Cuando llegó Agosto, trajo con él nuevas esperanzas y una fuerza interior que hace mucho no sentía. Empezaba a considerar buscar trabajo, la idea de estar en una oficina (que unos meses atrás me había parecido imposible) sonaba agradable y me sentía preparada para volver. Sabía que varios meses habían pasado desde mi última experiencia laboral, pero no me arrepentía en absoluto de haberme dedicado a buscar apoyo para mi salud mental.

Mantuve en secreto este periodo “inactivo profesional” porque lo último que necesita alguien ansioso es que le estén llenando la cabeza de preocupaciones sobre lo que la sociedad considera que se “debe” o no hacer. Si algo me ha enseñado este trayecto, es cuánto estamos condicionados por lo que los demás dictan correcto o no, incluso si esto afecta nuestra salud o nos deprime. Intentamos encajar en moldes que sabemos desde un principio que no van con nosotros, haciendo que cada intento fallido nos hunda más hasta crear una concepción de nosotros errónea. En mi caso, yo sabía que contarle a otras personas que no tenían idea de la ansiedad, iba a resultar en miradas que silenciosamente iban a juzgarme.

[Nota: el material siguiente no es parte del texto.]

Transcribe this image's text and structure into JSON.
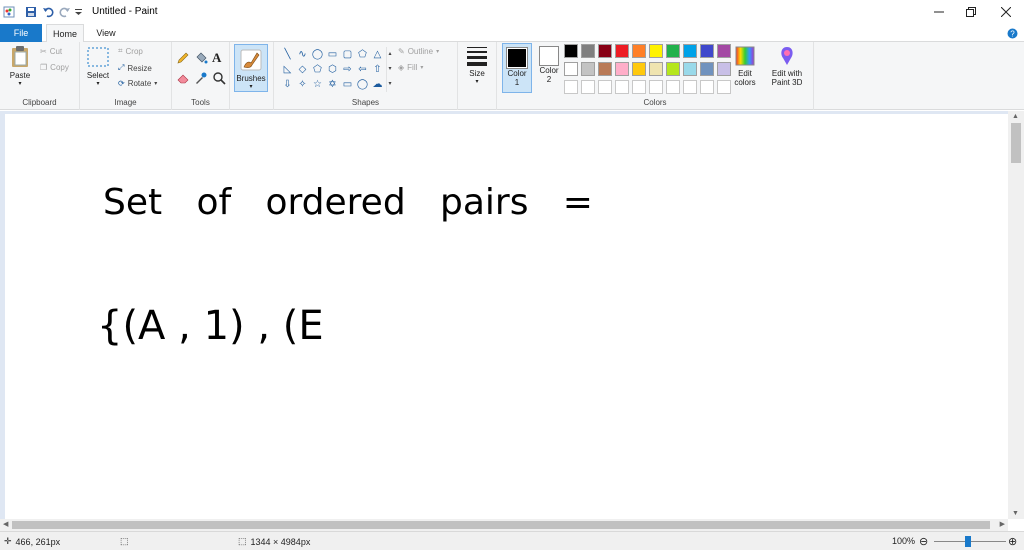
{
  "window": {
    "title": "Untitled - Paint"
  },
  "tabs": {
    "file": "File",
    "home": "Home",
    "view": "View"
  },
  "clipboard": {
    "paste": "Paste",
    "cut": "Cut",
    "copy": "Copy",
    "label": "Clipboard"
  },
  "image": {
    "select": "Select",
    "crop": "Crop",
    "resize": "Resize",
    "rotate": "Rotate",
    "label": "Image"
  },
  "tools": {
    "label": "Tools"
  },
  "brushes": {
    "label": "Brushes"
  },
  "shapes": {
    "outline": "Outline",
    "fill": "Fill",
    "label": "Shapes"
  },
  "size": {
    "label": "Size"
  },
  "colors": {
    "color1_line1": "Color",
    "color1_line2": "1",
    "color2_line1": "Color",
    "color2_line2": "2",
    "edit_line1": "Edit",
    "edit_line2": "colors",
    "paint3d_line1": "Edit with",
    "paint3d_line2": "Paint 3D",
    "label": "Colors",
    "color1_value": "#000000",
    "color2_value": "#ffffff",
    "palette": [
      "#000000",
      "#7f7f7f",
      "#880015",
      "#ed1c24",
      "#ff7f27",
      "#fff200",
      "#22b14c",
      "#00a2e8",
      "#3f48cc",
      "#a349a4",
      "#ffffff",
      "#c3c3c3",
      "#b97a57",
      "#ffaec9",
      "#ffc90e",
      "#efe4b0",
      "#b5e61d",
      "#99d9ea",
      "#7092be",
      "#c8bfe7",
      "#ffffff",
      "#ffffff",
      "#ffffff",
      "#ffffff",
      "#ffffff",
      "#ffffff",
      "#ffffff",
      "#ffffff",
      "#ffffff",
      "#ffffff"
    ]
  },
  "canvas": {
    "line1": "Set   of   ordered   pairs   =",
    "line2": "{(A , 1) , (E"
  },
  "status": {
    "cursor": "466, 261px",
    "canvas_size": "1344 × 4984px",
    "zoom": "100%"
  }
}
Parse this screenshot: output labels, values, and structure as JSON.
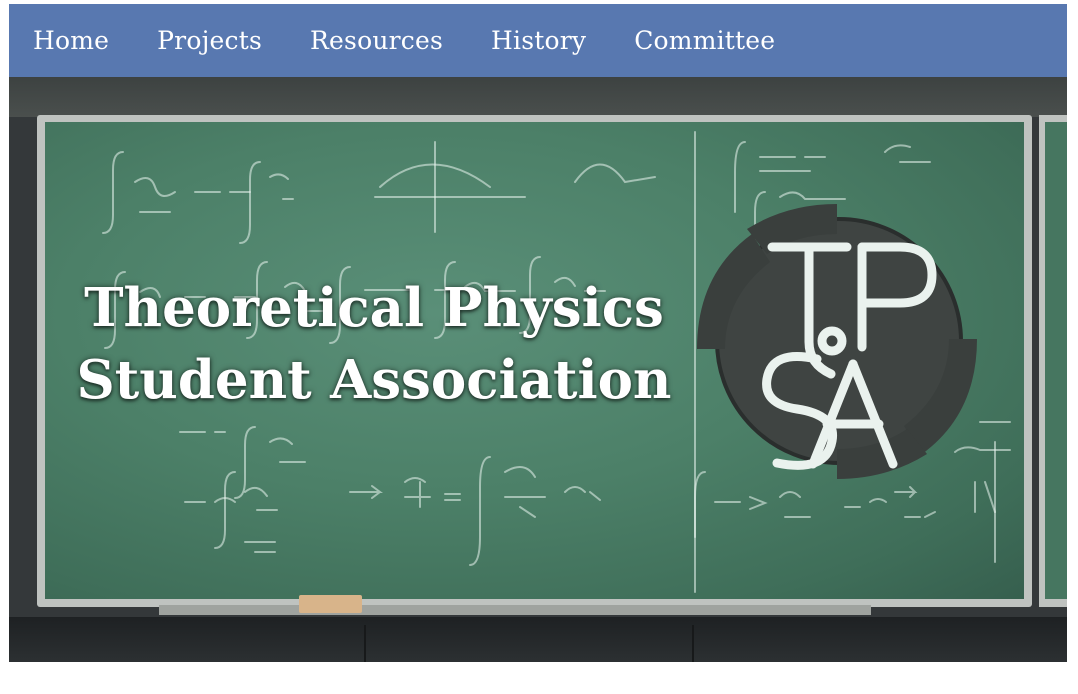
{
  "nav": {
    "items": [
      {
        "label": "Home"
      },
      {
        "label": "Projects"
      },
      {
        "label": "Resources"
      },
      {
        "label": "History"
      },
      {
        "label": "Committee"
      }
    ]
  },
  "hero": {
    "title_line1": "Theoretical Physics",
    "title_line2": "Student Association",
    "logo": {
      "line1": "TP",
      "line2": "SA"
    }
  },
  "colors": {
    "navbar": "#5878b0",
    "chalkboard": "#4c8068"
  }
}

En fin, pareciera que por ley de atracción (sin tener que buscarlo) una amiga me llamó para contarme sobre una vacante en la empresa donde ella laboraba. Era en una compañía de prestigio internacional y la vacante era algo completamente relacionado con mi carrera y crecería mucho como profesional si lograba quedarme.

En aquellos días, Alberto acababa de mudarse a otra ciudad de su país para estudiar un diplomado, por lo que no se encontraba trabajando. Algo que no he comentado, es que desde que lo conocí a los 13 años, había soñado con vivir junto a él en Colombia (que es donde él radica) y en el transcurso de esos 15 años que habían pasado de nuestra historia nos habíamos dedicado a imaginar cómo sería vivir esa experiencia. Bien, pues por cómo estaba la situación, pensé que al final todo sería al revés de como lo habíamos soñado, y que si me daban el trabajo acabaríamos viviendo en México. ¿Cómo explicar mi sentir? Estaba sumamente feliz por la simple idea de volver a verlo en cuanto él terminara ese diplomado, pero saber que probablemente nos estableceríamos en mi país, me tenía con cierto malestar y no me gustaba pensar mucho al respecto.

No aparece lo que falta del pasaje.